Each year, I try to watch all the nominated films before award season. I fell short this year but made up for it last week when I watched three of the Oscar-nominated movies: Harriet, Parasite, and 1917. Inspired and impressed by this diverse trio of movies, I decided to write and share my reviews:
Actress, singer and songwriter Cynthia Erivo delivers a stellar performance, one that is truly worthy of the nominations garnered during the recent award season. Erivo embraces the multi-faceted role of the legendary Harriet Tubman, a woman who is considered one of America’s greatest heroes
Born a slave on a Maryland plantation and known by the name Araminta “Minty” Ross, she decides to flee to the North. Miraculously, she survives the journey (over 100 miles) and makes her way to Philadelphia. There, she is assisted by abolitionist William Still (Leslie Odom Junior) and boarding-room owner Marie Buchanon (Janelle Monáe).
After taking the “freedom” name of Harriet Tubman, she becomes part of the Underground Railroad, repeatedly risking her life to return to the South and ferry over 70 slaves to freedom.
I was most impressed by the scenes showcasing Harriet’s ability to hear nothing other than her own inner voice. In stressful situations, Harriet loses consciousness as she slips into spells, which she describes as “consulting with God.” Afterward, she emerges with an ironclad sense of the action and direction to be taken during rescue missions. These amazing feats earned her nickname “Moses.”
An extraordinary tale of an American freedom fighter!
Described as a “pitch-black modern fairy tale,” Parasite has won numerous awards, among them four Oscars for Best Picture, Best Director, Best Original Screenplay, and Best International Feature Film.
Interested in examining relationships between different classes under capitalism, director and screenwriter Bong Joon Ho created an upstairs-downstairs tale involving the wealthy Parks and the street-smart Kims.

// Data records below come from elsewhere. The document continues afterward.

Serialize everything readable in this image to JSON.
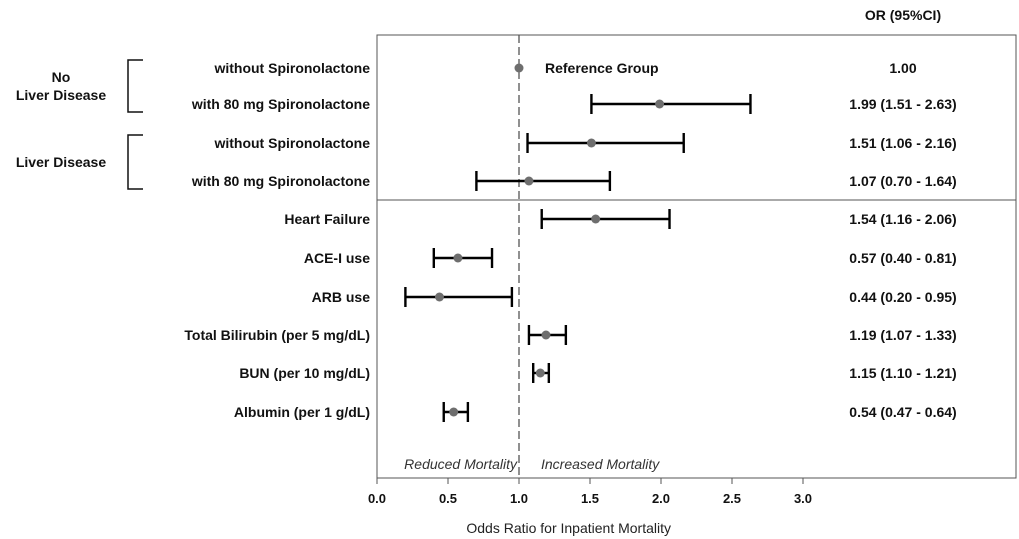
{
  "chart_data": {
    "type": "forest",
    "xlabel": "Odds Ratio for Inpatient Mortality",
    "xlim": [
      0.0,
      3.0
    ],
    "xticks": [
      "0.0",
      "0.5",
      "1.0",
      "1.5",
      "2.0",
      "2.5",
      "3.0"
    ],
    "reference_line": 1.0,
    "ci_column_header": "OR (95%CI)",
    "reference_label": "Reduced Mortality",
    "increased_label": "Increased Mortality",
    "groups": [
      {
        "label_line1": "No",
        "label_line2": "Liver Disease",
        "rows": [
          0,
          1
        ]
      },
      {
        "label_line1": "Liver Disease",
        "label_line2": "",
        "rows": [
          2,
          3
        ]
      }
    ],
    "rows": [
      {
        "label": "without Spironolactone",
        "or": 1.0,
        "lo": null,
        "hi": null,
        "ci_text": "1.00",
        "note": "Reference Group"
      },
      {
        "label": "with 80 mg Spironolactone",
        "or": 1.99,
        "lo": 1.51,
        "hi": 2.63,
        "ci_text": "1.99 (1.51 - 2.63)",
        "note": ""
      },
      {
        "label": "without Spironolactone",
        "or": 1.51,
        "lo": 1.06,
        "hi": 2.16,
        "ci_text": "1.51 (1.06 - 2.16)",
        "note": ""
      },
      {
        "label": "with 80 mg Spironolactone",
        "or": 1.07,
        "lo": 0.7,
        "hi": 1.64,
        "ci_text": "1.07 (0.70 - 1.64)",
        "note": ""
      },
      {
        "label": "Heart Failure",
        "or": 1.54,
        "lo": 1.16,
        "hi": 2.06,
        "ci_text": "1.54 (1.16 - 2.06)",
        "note": ""
      },
      {
        "label": "ACE-I use",
        "or": 0.57,
        "lo": 0.4,
        "hi": 0.81,
        "ci_text": "0.57 (0.40 - 0.81)",
        "note": ""
      },
      {
        "label": "ARB use",
        "or": 0.44,
        "lo": 0.2,
        "hi": 0.95,
        "ci_text": "0.44 (0.20 - 0.95)",
        "note": ""
      },
      {
        "label": "Total Bilirubin (per 5 mg/dL)",
        "or": 1.19,
        "lo": 1.07,
        "hi": 1.33,
        "ci_text": "1.19 (1.07 - 1.33)",
        "note": ""
      },
      {
        "label": "BUN (per 10 mg/dL)",
        "or": 1.15,
        "lo": 1.1,
        "hi": 1.21,
        "ci_text": "1.15 (1.10 - 1.21)",
        "note": ""
      },
      {
        "label": "Albumin (per 1 g/dL)",
        "or": 0.54,
        "lo": 0.47,
        "hi": 0.64,
        "ci_text": "0.54 (0.47 - 0.64)",
        "note": ""
      }
    ],
    "colors": {
      "point": "#6e6e6e",
      "ci": "#000000",
      "frame": "#555555",
      "refline": "#555555"
    }
  }
}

A twenty-something drifter Kim Ki-woo jumps at the chance to teach English to the teenage daughter of Mr. Park, a celebrated tech entrepreneur. Renamed Kevin by his status-conscious employers, Ki-woo hatches a plan to bring the rest of his unemployed family into the Park’s spacious, multi-level house. Father Ki-taek is the new driver, mother Chung-sook is the new housekeeper, and sister Ki-jung is the art tutor/therapist.

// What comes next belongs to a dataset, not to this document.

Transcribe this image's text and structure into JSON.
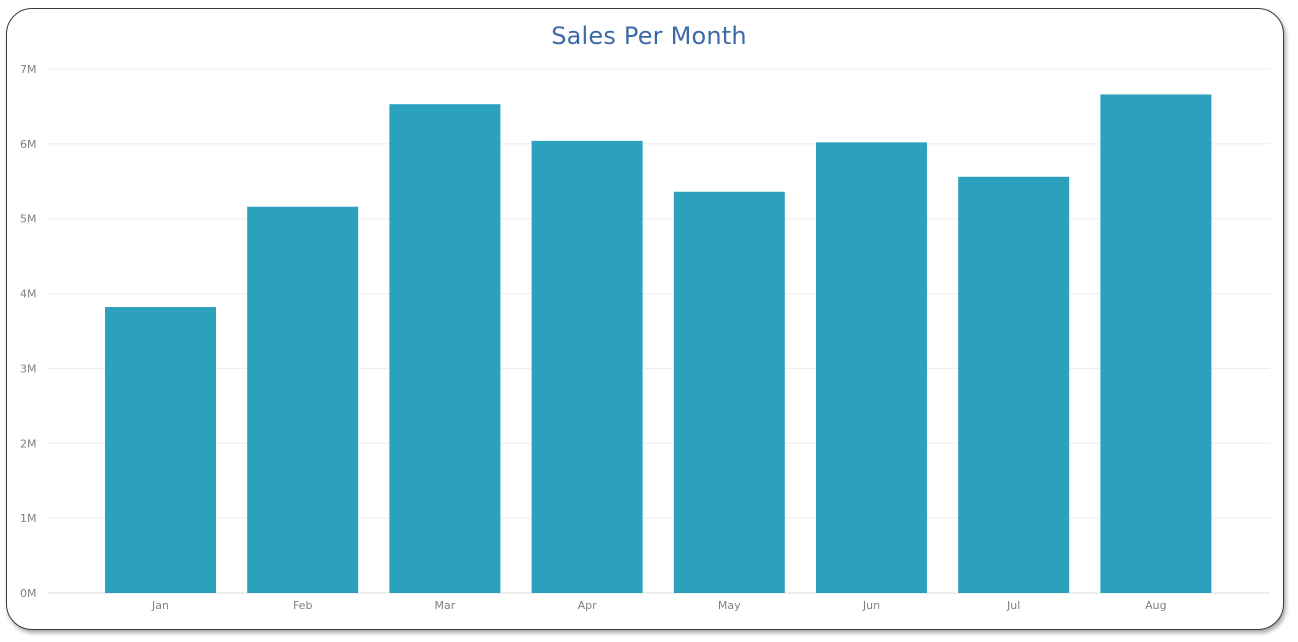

Determined to maintain their anonymity and successfully “con” the Parks, the Kims forge documents, invent aliases, and rehearse their lines. Bordering on preposterous, these schemes provide much of the dark humor in the film.

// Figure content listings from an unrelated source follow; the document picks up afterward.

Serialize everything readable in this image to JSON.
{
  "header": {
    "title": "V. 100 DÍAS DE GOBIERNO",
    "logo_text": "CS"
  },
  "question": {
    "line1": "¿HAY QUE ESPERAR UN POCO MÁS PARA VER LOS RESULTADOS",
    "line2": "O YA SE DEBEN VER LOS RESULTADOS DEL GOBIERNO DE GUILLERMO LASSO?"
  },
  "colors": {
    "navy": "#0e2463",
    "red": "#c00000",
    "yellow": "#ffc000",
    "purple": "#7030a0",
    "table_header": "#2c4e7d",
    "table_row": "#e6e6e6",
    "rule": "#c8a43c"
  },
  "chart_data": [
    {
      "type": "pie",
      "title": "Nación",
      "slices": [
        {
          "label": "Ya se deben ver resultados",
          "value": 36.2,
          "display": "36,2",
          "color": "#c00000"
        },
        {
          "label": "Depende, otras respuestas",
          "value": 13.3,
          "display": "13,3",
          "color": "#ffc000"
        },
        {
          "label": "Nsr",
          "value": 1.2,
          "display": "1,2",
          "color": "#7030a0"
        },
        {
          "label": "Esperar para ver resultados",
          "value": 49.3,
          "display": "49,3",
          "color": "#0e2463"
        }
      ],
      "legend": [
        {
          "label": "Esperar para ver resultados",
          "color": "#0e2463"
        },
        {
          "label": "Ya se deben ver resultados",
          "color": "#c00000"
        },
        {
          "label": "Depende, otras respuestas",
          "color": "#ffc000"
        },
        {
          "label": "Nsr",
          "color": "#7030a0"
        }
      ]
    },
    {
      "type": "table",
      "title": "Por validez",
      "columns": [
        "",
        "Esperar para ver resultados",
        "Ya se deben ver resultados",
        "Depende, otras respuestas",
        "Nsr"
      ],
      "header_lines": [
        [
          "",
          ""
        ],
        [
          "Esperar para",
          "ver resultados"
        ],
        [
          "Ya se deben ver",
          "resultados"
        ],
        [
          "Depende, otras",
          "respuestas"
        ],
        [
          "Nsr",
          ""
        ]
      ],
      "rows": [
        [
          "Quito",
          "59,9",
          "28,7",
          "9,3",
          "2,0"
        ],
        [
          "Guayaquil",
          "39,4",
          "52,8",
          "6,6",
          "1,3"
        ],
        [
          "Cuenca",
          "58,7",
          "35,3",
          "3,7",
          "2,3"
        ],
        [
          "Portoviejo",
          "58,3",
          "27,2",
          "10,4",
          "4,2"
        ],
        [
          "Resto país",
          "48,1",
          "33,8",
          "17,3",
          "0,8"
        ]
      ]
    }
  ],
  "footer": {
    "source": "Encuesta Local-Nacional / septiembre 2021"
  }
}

Gainfully employed, the Kims dare to dream about a different kind of future, one worlds away from their stinkbug and mildew-infested basement apartment. Unfortunately, those hopes and aspirations are quickly shattered. Without giving too much away, I will only say that several unexpected (surprising, shocking, and even horrific) twists to the storyline alter the trajectories of all the characters.
In a recent interview, Bong Joon Ho discussed the significance of the title. While most people would attribute the word “parasite” to the poor Kim family that has infiltrated the rich household, the director has a different viewpoint. He suggests that the members of the rich Park family could also be considered parasites. Unable to drive, cook, wash dishes, or study independently, they are forced to leech off the poor.
A must-see film that will linger in consciousness.
Director Sam Mendes has incorporated anecdotes from his grandfather, Alfred Mendes, who fought in World War 1.
Two young British soldiers, Schofield (George MacKay) and Blake (Dean-Charles Chapman), are given a seemingly impossible mission: Cross enemy territory and deliver a message that will stop the following day’s deadly attack on 1600 soldiers. General Erinmore (Colin Firth) has selected Blake because his brother is part of that battalion.
What follows is a journey into a wasteland of twisted barbed wire, corpses, and shell craters as Schofield and Blake make their way deep into the German trenches. While the former front line has been abandoned, there are still many dangers the two men must face.
It seems like only one camera has been used, closely following Blake and Schofield as they embark on this perilous journey. I could feel the tension and suspense as they sidestepped booby traps, encountered German soldiers, and ran through burning buildings.
While the story of two young men attempting to stop a doomed attack is a compelling one, it would have helped to include more historical context. Also, I would have liked more scenes with the senior officers and the Frenchwoman in the deserted building. Those cameos moved a bit too quickly.
A dramatic and powerful film!
Note: Harriet and Parasite are available on DVD.